What first stood out to me after reading this section of Crest of the Peacock, was how expansive the world of mathematics can be, but also how much there is I haven't explored of it. Before reading this section, I read the question on the blog "how could one state a general mathematical principle in a time before the development of algebra and algebraic notation?", and at first I couldn't come up with anything. I think this is because I've never been taught of any other way than using algebraic notation, and teachers never asked me to come up with ways to do so! It seems that the Babylonians used a terminology instead of symbols though, using terms such as ush, sag, lagab, sukud, asha, and sahar to represent terms such as length, width, and square.
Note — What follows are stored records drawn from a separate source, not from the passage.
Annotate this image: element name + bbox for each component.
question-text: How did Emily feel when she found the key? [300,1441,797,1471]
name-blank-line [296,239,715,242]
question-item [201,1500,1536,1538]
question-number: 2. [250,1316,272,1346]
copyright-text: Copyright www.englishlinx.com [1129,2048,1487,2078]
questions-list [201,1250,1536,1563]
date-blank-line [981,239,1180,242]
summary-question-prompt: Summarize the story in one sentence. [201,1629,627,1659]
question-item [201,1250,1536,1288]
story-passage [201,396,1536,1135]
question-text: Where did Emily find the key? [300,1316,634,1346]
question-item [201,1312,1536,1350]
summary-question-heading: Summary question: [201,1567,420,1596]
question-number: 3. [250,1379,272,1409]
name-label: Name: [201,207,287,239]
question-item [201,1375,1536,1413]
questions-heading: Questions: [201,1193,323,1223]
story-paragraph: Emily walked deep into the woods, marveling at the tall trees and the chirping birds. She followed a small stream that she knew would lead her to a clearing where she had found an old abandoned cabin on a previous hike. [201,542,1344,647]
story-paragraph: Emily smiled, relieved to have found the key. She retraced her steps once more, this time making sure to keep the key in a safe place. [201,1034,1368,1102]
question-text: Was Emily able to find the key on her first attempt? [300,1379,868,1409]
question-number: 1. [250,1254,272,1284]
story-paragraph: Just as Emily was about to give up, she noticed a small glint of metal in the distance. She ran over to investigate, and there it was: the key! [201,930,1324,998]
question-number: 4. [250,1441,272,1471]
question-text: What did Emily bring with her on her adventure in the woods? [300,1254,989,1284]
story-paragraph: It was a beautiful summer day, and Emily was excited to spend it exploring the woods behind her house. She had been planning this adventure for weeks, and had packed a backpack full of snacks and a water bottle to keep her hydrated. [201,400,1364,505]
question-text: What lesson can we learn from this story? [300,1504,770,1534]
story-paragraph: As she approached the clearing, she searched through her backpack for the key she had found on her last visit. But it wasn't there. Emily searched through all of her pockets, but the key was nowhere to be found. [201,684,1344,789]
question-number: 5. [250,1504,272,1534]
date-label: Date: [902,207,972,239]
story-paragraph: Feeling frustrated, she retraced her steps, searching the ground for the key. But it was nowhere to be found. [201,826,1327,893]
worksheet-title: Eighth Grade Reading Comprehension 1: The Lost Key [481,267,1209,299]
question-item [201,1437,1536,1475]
Instead of saying XY = X*Y they would say Asha (area) = Ush (length) multiplied by Sag (breadth/width). In a way, using words instead of notation, turns the word into a notation of sorts --an odd paradox.

I believe that mathematics is all about generalizations and abstractions. I see generalizations in mathematics in the forms of rules, equations, and formulas. Generalizations often allow users to have a base-level (instrumental) understanding of how to do basic arithmetic and find relationships within each problem. However, abstractions give the individual a wider scope of the world, and the applications math can have in the real world. Abstractions in math reveal a deeper understanding and need to apply the generalities in a more focused sense. An example would be from one of the readings we had: giving an area question with differing units. The generalization would be knowing how formulas work, knowing that the area of a rectangular space is length x width, but the abstraction comes from the deeper understanding of conversion so the units are all uniform. This also has real world application!

The first that came to mind that mind that could be explained without algebra would be areas of mathematics that rely heavily on visualization. Pulling from the readings, geometry would be one that could be incorporated without algebra (although it would be difficult). The hindrance would come from not having algebraic notations, but the overall lessons could be taught visually, as a core concept of geometry is to use visualization. Another area could be basic algebra for younger students, like finding x or y, using basic arithmetic. A visual representation using blocks for example could relay the question "If 5 - x = 2, what is x?"; 5 interlocking blocks could be on one side and 2 on the other, and the student has to find the difference.